Yea thats what my buddy said when I sent him those pictures. From the boat rail to the bottom of the platform it is a foot in the back. Then two foot from the bottom of the platform to the top of the rails. I made it like that so you could lean on the rails for extra support. I never have liked falling out the boat. hah


----------



## UpSouth811 (Apr 8, 2014)

I don't do rail. I've have a graveyard of messed up bows. I hit it about every shot


----------



## thompsonsz71 (Apr 8, 2014)

Yep no rails for me


----------



## InBuckHunter (Apr 8, 2014)

Take the outside rails off & put a tree stand safety harness mounting point in the middle. You won't fall off the boat with your safety harness on. Or you could put seats up there, no rails on a bass boats & most people don't fall off them.


----------



## swackinswampdonkeys (Apr 8, 2014)

InBuckHunter said:


> Take the outside rails off & put a tree stand safety harness mounting point in the middle. You won't fall off the boat with your safety harness on. Or you could put seats up there, no rails on a bass boats & most people don't fall off them.


Well I got the idea for the platform off the new tracker sportsman series. Made the platform removable for duck season and got a front seat for bass fishing so I wont need the platform for that. I appreciate yall's advice but Im going to try the rails. To much work just to cut um off from the start.


----------



## spider (Apr 18, 2014)

I shoot with rails and once you get used to them you won't go without.


----------



## Millyville Hunter (Apr 20, 2014)

be careful on the platform. We have a very similar setup and style of boat you have here. Our platform is 11 inches off the top rail of the boat and we have already flipped the boat once and have found it to be a little on the unstable side. The boat now has custom built, welded on pontoons to make it stable.
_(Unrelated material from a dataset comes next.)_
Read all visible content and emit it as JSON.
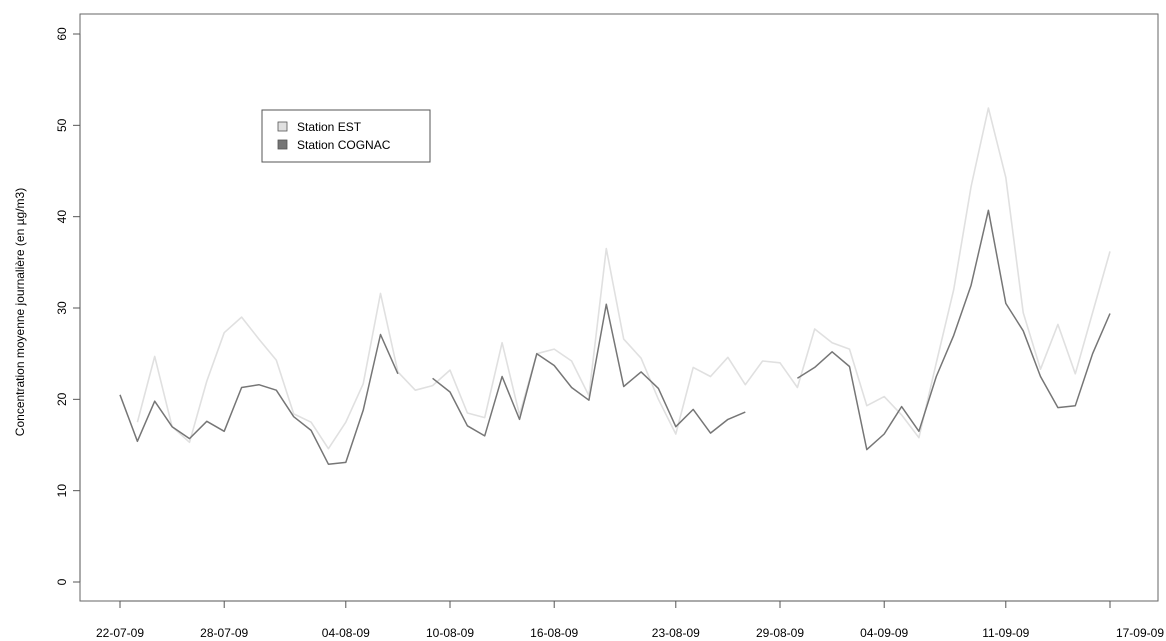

Now you can put 4 guys on one side with no problems. 
Setup looks good though, just be careful.


----------



## swackinswampdonkeys (Apr 21, 2014)

Millyville Hunter said:


> be careful on the platform. We have a very similar setup and style of boat you have here. Our platform is 11 inches off the top rail of the boat and we have already flipped the boat once and have found it to be a little on the unstable side. The boat now has custom built, welded on pontoons to make it stable. Now you can put 4 guys on one side with no problems.
> Setup looks good though, just be careful.


Yea that was what I have been worried about, still haven't had a chance to put it on the water with the new platform. I figure the most we will be able to put up front is two guys. I have thought about the pontoons helping make the boat more stable but figured id go ahead and try what I have so far. I appreciate the good words of advice and the complement. Didn't think I was ever going to get one with everyone downing the rails. Thank You ha


----------



## S Adams (Apr 22, 2014)

Looks real good! I know you have some money in it with all that hydro turf! It's time to shoot some fish


----------



## KMckie786 (Apr 23, 2014)

Looks good! I think you will want to cut the railing slightly after you try it out though. IMO the ideal spot for a rail is about 3-4" below the knee. You will know when you shoot and the bottom limb of your bow smacks the railing and blows the strings of the cams. 

Either way, still a clean looking job youve done!


----------



## swackinswampdonkeys (Apr 23, 2014)

S Adams said:


> Looks real good! I know you have some money in it with all that hydro turf! It's time to shoot some fish


Thank you I need to get out on the water its hard to make myself go with turkey season still up and running. Soon very soon. I got more money in that stuff then I should have but it has turned out better than expected so what can you say. huh


----------